The reported prevalence of FMS in general population is between 2% and 4% [21–23]. However, the frequency of fibromyalgia in our controls was high at 6.7%. Making an adjustment for increased frequency of FMS in our patient population, the adjusted frequency of FMS in our PsA patients could be 22% which is still higher than the general population.
Chronic fatigue syndrome (CFS) is frequently seen in patients with FMS and patients who meet the criteria for both FMS and CFS have a worse overall health status [24]. Higher fatigue scores have been reported in patients with PsA [20, 25] and are related to patient-reported assessments of disability, pain, and psychological distress. Our results confirmed these reports with 76% of patients with PsA having fatigue. Effective management of fatigue in PsA patients may be ameliorated by identifying and treating underlying FMS.
The findings in this study and future potential studies surrounding this issue have important implications regarding patients with PsA. Patients with PsA with high disease activity status and poor functionality may benefit from fibromyalgia screening. If patients with PsA have chronic diffuse pain and fatigue attributed to FMS, these patients will require multidisciplinary management strategies, including concurrent pharmacologic treatments and nonpharmacologic therapy like aerobic exercise and cognitive behavioral therapy [26].
We used the new symptom-based diagnostic criteria for FMS comprising of regional pain scale and a visual analogue scale for fatigue. The Symptom Intensity scale is a diagnostic tool as well as a simple measure of general health among all rheumatic disease patients [27]. It was developed by Wolfe based on survey mailed to 12,799 patients who had RA, osteoarthritis, or FMS. The respondents were asked if they had pain in 38 articular and non-articular regions and also to complete 10 cm visual analog scale.
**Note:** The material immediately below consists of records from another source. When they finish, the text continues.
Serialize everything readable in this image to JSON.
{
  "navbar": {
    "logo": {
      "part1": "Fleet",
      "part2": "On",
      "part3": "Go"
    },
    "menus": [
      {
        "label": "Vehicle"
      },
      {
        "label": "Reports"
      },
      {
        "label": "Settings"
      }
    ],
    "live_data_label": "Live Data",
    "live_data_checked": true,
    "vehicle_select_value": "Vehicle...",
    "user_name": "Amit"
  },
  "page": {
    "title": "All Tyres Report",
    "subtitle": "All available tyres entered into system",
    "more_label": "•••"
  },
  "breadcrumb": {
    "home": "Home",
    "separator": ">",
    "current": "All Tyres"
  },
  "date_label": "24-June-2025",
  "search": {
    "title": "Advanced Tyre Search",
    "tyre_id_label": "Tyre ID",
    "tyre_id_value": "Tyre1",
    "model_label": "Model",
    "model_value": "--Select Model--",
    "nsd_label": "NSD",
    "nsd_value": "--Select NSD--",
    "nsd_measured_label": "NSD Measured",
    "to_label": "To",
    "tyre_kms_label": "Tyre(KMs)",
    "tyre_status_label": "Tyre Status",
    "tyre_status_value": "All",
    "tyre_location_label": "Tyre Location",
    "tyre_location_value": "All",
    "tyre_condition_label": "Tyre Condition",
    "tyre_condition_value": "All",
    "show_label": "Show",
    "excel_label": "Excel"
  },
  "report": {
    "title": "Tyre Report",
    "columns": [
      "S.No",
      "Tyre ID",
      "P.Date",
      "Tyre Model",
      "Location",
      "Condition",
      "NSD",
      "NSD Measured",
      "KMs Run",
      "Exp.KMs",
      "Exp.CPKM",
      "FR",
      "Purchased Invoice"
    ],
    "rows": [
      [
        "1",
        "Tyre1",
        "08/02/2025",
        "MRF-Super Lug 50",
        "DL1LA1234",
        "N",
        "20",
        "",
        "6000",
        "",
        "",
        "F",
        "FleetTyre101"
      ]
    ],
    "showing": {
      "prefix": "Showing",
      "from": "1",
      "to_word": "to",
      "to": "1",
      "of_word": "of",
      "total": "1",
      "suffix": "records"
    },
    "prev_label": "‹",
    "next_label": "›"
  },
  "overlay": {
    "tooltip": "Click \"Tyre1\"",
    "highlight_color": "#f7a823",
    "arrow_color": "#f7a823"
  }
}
He observed that fibromyalgia could be differentiated from other 2 diseases based on pain primarily in 19 non-articular sites which he called RPS. Wolfe also showed that a score of at least 8 points on RPS, combined with a core of at least 6 cm on visual analogue provided the best diagnostic precision consistent with FMS [13]. The combination of these 2 measures latter came to be known as Survey Criteria [14].
These criteria can be used for large scale clinical and epidemiological studies in which clinical examination is not feasible.
There may be an overlap between the clinical features of PsA and FMS particularly in patients with enthesitis. We did not study the enthesitis involvement in PsA patients as there is no validated instrument to study it. The power of Doppler ultrasonography to detect enthesitis is not specific for PsA and entheseal inflammation was seen in 21% of patients with FMS [20].
In conclusion, FMS-associated pain and fatigue are significantly more frequent in patients with PsA compared to controls, as shown by our pilot study. There is a need to perform a study based on larger number of patients to confirm these findings. We suggest that all PsA patients with chronic and persistent pain and fatigue should also be evaluated for FMS before initiating treatment because of common concurrence of the two conditions.